He tenido ganas de llorar y, sin exagerar, hasta se me han enrojecido los ojos mientras subía en coche hasta la cima de Orcières-Merlette. No era mi puerto, no era mi Tour y me ha invadido una inmensa tristeza. Nadie, absolutamente nadie, en las cunetas como si fuera una carrera ciclista de tercer grado, de las que se disputan en invierno, de las que molestan a los vecinos de los pueblos afectados por el recorrido porque no los dejan circular por las carreteras donde transitan habitualmente.
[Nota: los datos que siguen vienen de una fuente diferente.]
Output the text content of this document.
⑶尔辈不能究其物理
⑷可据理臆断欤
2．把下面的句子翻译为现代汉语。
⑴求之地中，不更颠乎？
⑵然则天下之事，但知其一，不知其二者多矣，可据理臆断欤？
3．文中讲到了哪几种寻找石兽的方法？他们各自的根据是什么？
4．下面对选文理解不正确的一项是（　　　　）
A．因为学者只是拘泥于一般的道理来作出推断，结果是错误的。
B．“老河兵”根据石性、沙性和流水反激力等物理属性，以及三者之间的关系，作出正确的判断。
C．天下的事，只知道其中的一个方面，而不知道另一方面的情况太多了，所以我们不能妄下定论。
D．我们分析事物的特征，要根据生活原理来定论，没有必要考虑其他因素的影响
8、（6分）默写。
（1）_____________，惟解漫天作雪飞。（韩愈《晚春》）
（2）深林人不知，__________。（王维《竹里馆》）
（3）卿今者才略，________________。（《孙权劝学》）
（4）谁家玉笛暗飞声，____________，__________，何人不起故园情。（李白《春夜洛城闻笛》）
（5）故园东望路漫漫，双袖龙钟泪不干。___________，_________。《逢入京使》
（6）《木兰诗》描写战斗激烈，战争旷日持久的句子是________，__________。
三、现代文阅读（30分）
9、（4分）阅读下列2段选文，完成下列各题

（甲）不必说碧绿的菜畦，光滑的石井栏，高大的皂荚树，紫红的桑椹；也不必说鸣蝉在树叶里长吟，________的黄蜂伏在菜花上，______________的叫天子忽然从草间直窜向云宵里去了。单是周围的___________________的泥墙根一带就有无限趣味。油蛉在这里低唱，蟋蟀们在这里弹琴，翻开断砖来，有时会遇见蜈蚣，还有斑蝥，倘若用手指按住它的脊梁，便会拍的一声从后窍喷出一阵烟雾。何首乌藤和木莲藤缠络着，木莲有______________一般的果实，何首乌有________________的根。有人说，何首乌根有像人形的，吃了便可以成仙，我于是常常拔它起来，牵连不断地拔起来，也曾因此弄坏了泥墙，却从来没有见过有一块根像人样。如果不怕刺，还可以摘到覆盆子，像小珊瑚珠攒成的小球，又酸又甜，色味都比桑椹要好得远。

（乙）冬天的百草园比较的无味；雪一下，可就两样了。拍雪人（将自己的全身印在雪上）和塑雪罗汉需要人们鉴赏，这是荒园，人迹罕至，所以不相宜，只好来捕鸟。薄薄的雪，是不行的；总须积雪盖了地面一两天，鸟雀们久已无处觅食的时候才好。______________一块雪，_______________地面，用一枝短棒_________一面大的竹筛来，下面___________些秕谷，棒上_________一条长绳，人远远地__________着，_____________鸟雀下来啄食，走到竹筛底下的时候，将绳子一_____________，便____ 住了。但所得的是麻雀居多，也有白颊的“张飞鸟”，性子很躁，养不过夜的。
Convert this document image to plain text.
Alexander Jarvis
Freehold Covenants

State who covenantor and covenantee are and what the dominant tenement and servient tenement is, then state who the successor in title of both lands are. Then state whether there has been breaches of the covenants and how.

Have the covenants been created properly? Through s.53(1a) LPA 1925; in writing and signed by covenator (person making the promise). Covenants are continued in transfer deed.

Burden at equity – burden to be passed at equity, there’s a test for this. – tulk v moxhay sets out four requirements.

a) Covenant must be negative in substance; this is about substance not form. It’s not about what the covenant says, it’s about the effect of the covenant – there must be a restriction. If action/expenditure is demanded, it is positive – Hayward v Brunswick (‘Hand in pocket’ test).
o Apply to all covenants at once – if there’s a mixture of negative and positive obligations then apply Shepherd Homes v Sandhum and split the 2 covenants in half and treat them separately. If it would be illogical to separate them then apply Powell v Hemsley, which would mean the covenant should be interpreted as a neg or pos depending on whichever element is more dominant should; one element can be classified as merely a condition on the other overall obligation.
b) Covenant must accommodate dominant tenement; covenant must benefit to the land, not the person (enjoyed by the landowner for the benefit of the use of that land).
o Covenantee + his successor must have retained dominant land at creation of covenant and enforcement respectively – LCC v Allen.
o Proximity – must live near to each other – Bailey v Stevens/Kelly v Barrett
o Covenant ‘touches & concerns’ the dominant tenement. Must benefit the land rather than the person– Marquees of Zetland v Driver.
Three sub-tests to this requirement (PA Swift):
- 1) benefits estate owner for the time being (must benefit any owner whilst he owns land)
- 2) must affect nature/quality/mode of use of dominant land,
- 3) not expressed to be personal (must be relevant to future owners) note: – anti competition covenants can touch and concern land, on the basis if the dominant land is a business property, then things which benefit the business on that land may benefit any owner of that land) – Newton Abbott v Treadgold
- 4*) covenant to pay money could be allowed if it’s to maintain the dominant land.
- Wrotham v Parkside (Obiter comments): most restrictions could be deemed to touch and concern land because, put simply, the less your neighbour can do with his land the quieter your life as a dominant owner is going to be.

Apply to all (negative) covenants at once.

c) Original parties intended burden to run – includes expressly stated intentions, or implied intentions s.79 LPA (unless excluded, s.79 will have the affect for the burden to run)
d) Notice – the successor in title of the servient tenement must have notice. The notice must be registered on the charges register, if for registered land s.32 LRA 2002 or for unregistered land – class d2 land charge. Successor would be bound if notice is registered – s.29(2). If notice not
Han cambiado el Tour. Y no tienen la culpa ni los organizadores, ni el deporte, ni las autoridades francesas. El culpable es un puñetero virus, que en Francia rebrota como en España; desde este martes, el uso de la mascarilla es obligatorio en todo el territorio francés, aunque cuando pasas por pueblos y ciudades y miras a la gente parece que no se hayan enterado de la nueva normativa. Las carreteras están cerradas al público. Solo cuatro cicloturistas, que aún están de vacaciones o se han pedido el día libre, ascienden a Orcières-Marlette con sus bicis... y unos cuantos invitados, pocos más bien, que suben en unos autocares escolares que han puesto a su disposición.

PRADOS VERDES Y SIN VACAS

Solo se ven prados verdes, vacíos, por no haber, no hay ni vacas, y muchas vallas, demasiadas, esas vallas donde cada mes de julio se agolpan miles de personas. Solo sale la gente del pueblo cuando pasa el Tour, aunque con el detalle de haber decorado las calles. No hay caravanas, ni será necesario realizar un convoy de desalojo, porque de lo contrario no bajas, como ha pasado tantas y tantas veces en las llegadas más importantes de los Alpes o los Pirineos.
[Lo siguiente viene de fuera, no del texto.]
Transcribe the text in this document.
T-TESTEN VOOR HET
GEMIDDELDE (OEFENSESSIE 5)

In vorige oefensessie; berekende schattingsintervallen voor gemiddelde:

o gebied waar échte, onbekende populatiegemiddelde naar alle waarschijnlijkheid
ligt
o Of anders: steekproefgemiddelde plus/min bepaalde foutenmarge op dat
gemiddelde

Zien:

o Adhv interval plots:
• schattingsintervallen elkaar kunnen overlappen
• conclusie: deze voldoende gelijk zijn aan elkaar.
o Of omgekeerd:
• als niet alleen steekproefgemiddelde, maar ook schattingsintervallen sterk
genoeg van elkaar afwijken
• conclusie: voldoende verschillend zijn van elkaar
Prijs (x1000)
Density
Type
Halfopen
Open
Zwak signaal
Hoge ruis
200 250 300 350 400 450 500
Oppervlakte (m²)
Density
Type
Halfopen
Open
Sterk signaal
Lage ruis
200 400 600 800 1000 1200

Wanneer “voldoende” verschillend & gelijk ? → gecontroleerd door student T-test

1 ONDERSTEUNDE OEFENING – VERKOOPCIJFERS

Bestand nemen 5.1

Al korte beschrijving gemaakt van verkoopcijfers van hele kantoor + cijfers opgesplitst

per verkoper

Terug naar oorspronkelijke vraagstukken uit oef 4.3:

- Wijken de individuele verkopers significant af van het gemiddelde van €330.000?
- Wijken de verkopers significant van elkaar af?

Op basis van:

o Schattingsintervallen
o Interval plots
La consigna es llegar a París, gane quién gane, da lo mismo. Que no haya sobresaltos, que el virus no toque las narices. Y, evidentemente, con las cunetas llenas, por mucha mascarilla que lleven los aficionados, el riesgo de contagio aumenta y los datos serían letales para el Tour. "¿Dónde cree que enfermó usted?", le preguntaría un rastreador, que por aquí también existen, a un contagiado. "En las vallas, cuando fui a ver el Tour". Y si estas respuestas fueran aumentando quizá no quedaría más remedio que detener la carrera.

SIN COLAS, ASCENSO FLUIDO

Pero cuando se ha subido tantas veces, tantos años, cuando casi se quemaba el embrague si no conducías un coche automático el nuevo aire de la Grande Boucle desespera. El público no dejaba pasar a los coches precedentes y se formaban unas colas impresionantes subiendo a 10 kilómetros por hora. Había tantos pelotones ciclistas que parecía que, al margen de la carrera oficial, se estuviese asistiendo a una segunda prueba cicloturista. Se olía la carne que se asaba en las barbacoas, los cánticos de los espectadores, los aplausos que también recibían los coches seguidores.
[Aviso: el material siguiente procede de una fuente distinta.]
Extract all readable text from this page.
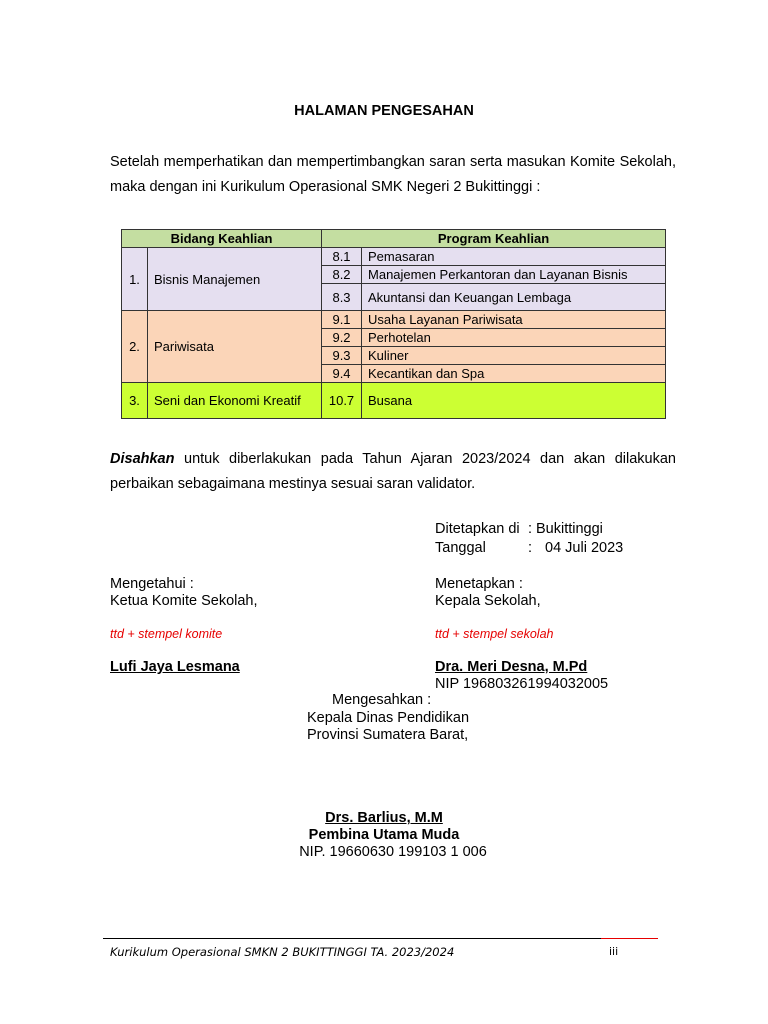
HALAMAN PENGESAHAN
Setelah memperhatikan dan mempertimbangkan saran serta masukan Komite Sekolah, maka dengan ini Kurikulum Operasional SMK Negeri 2 Bukittinggi :
Bidang Keahlian		Program Keahlian	
1.	Bisnis Manajemen	8.1	Pemasaran
		8.2	Manajemen Perkantoran dan Layanan Bisnis
		8.3	Akuntansi dan Keuangan Lembaga
2.	Pariwisata	9.1	Usaha Layanan Pariwisata
		9.2	Perhotelan
		9.3	Kuliner
		9.4	Kecantikan dan Spa
3.	Seni dan Ekonomi Kreatif	10.7	Busana
Disahkan untuk diberlakukan pada Tahun Ajaran 2023/2024 dan akan dilakukan perbaikan sebagaimana mestinya sesuai saran validator.
Ditetapkan di : Bukittinggi
Tanggal	: 04 Juli 2023
Mengetahui :
Ketua Komite Sekolah,
ttd + stempel komite
Lufi Jaya Lesmana
Menetapkan :
Kepala Sekolah,
ttd + stempel sekolah
Dra. Meri Desna, M.Pd
NIP 196803261994032005
Mengesahkan :
Kepala Dinas Pendidikan
Provinsi Sumatera Barat,
Drs. Barlius, M.M
Pembina Utama Muda
NIP. 19660630 199103 1 006
Kurikulum Operasional SMKN 2 BUKITTINGGI TA. 2023/2024	iii
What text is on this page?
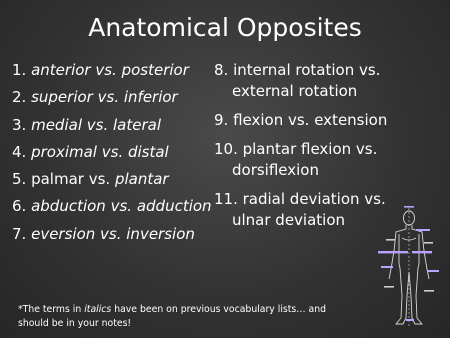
Anatomical Opposites

1. anterior vs. posterior

2. superior vs. inferior

3. medial vs. lateral

4. proximal vs. distal

5. palmar vs. plantar

6. abduction vs. adduction

7. eversion vs. inversion

8. internal rotation vs. external rotation

9. flexion vs. extension

10. plantar flexion vs. dorsiflexion

11. radial deviation vs. ulnar deviation

*The terms in italics have been on previous vocabulary lists… and should be in your notes!
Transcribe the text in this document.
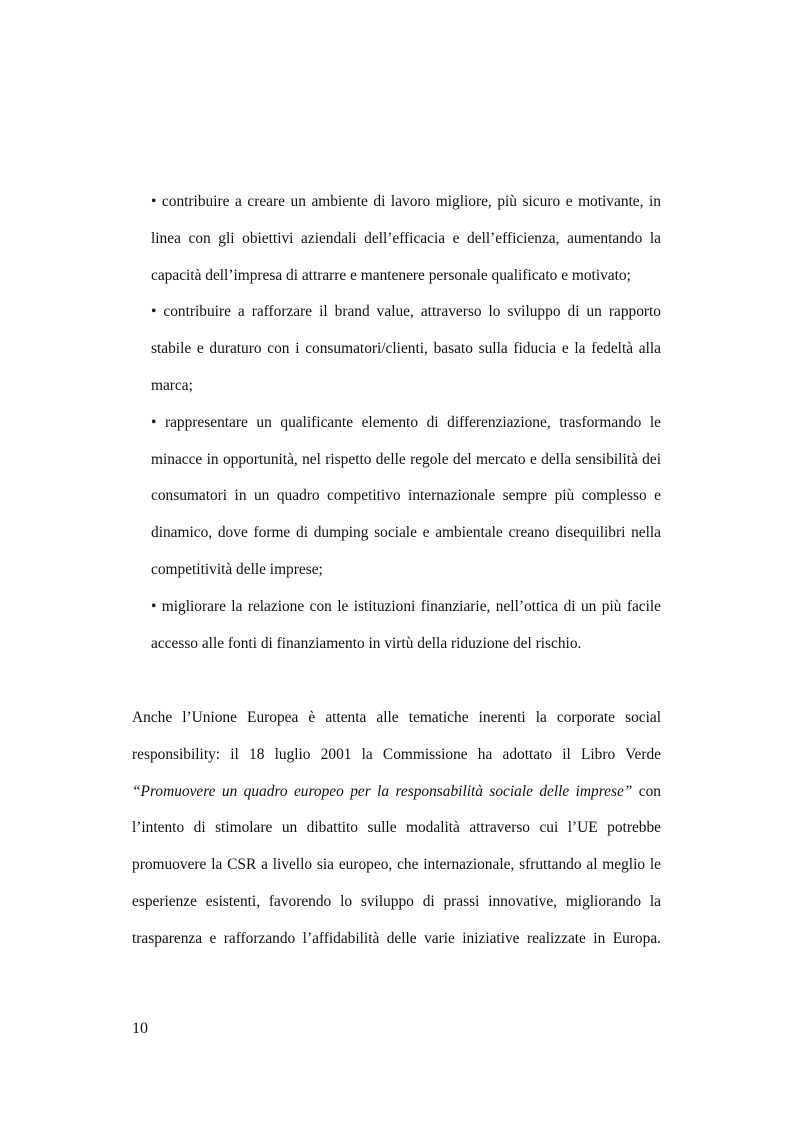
• contribuire a creare un ambiente di lavoro migliore, più sicuro e motivante, in linea con gli obiettivi aziendali dell’efficacia e dell’efficienza, aumentando la capacità dell’impresa di attrarre e mantenere personale qualificato e motivato;
• contribuire a rafforzare il brand value, attraverso lo sviluppo di un rapporto stabile e duraturo con i consumatori/clienti, basato sulla fiducia e la fedeltà alla marca;
• rappresentare un qualificante elemento di differenziazione, trasformando le minacce in opportunità, nel rispetto delle regole del mercato e della sensibilità dei consumatori in un quadro competitivo internazionale sempre più complesso e dinamico, dove forme di dumping sociale e ambientale creano disequilibri nella competitività delle imprese;
• migliorare la relazione con le istituzioni finanziarie, nell’ottica di un più facile accesso alle fonti di finanziamento in virtù della riduzione del rischio.

Anche l’Unione Europea è attenta alle tematiche inerenti la corporate social responsibility: il 18 luglio 2001 la Commissione ha adottato il Libro Verde “Promuovere un quadro europeo per la responsabilità sociale delle imprese” con l’intento di stimolare un dibattito sulle modalità attraverso cui l’UE potrebbe promuovere la CSR a livello sia europeo, che internazionale, sfruttando al meglio le esperienze esistenti, favorendo lo sviluppo di prassi innovative, migliorando la trasparenza e rafforzando l’affidabilità delle varie iniziative realizzate in Europa.

10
Todo esto ha pasado a la historia, se ve a un chica aplaudiendo, se ve a un hombre, posiblemente jubilado, leyendo un libro y tumbado en una hamaca, se ve a un padre con dos niños que sorprendentemente se han saltado el primer día de clase oficial en Francia y sí, pequeños grupos, cuando pasan por los pueblos o en la meta. ¿Y qué más se ve? Un paisaje triste, desolado... este no es mi Tour, el coronavirus lo ha cambiado.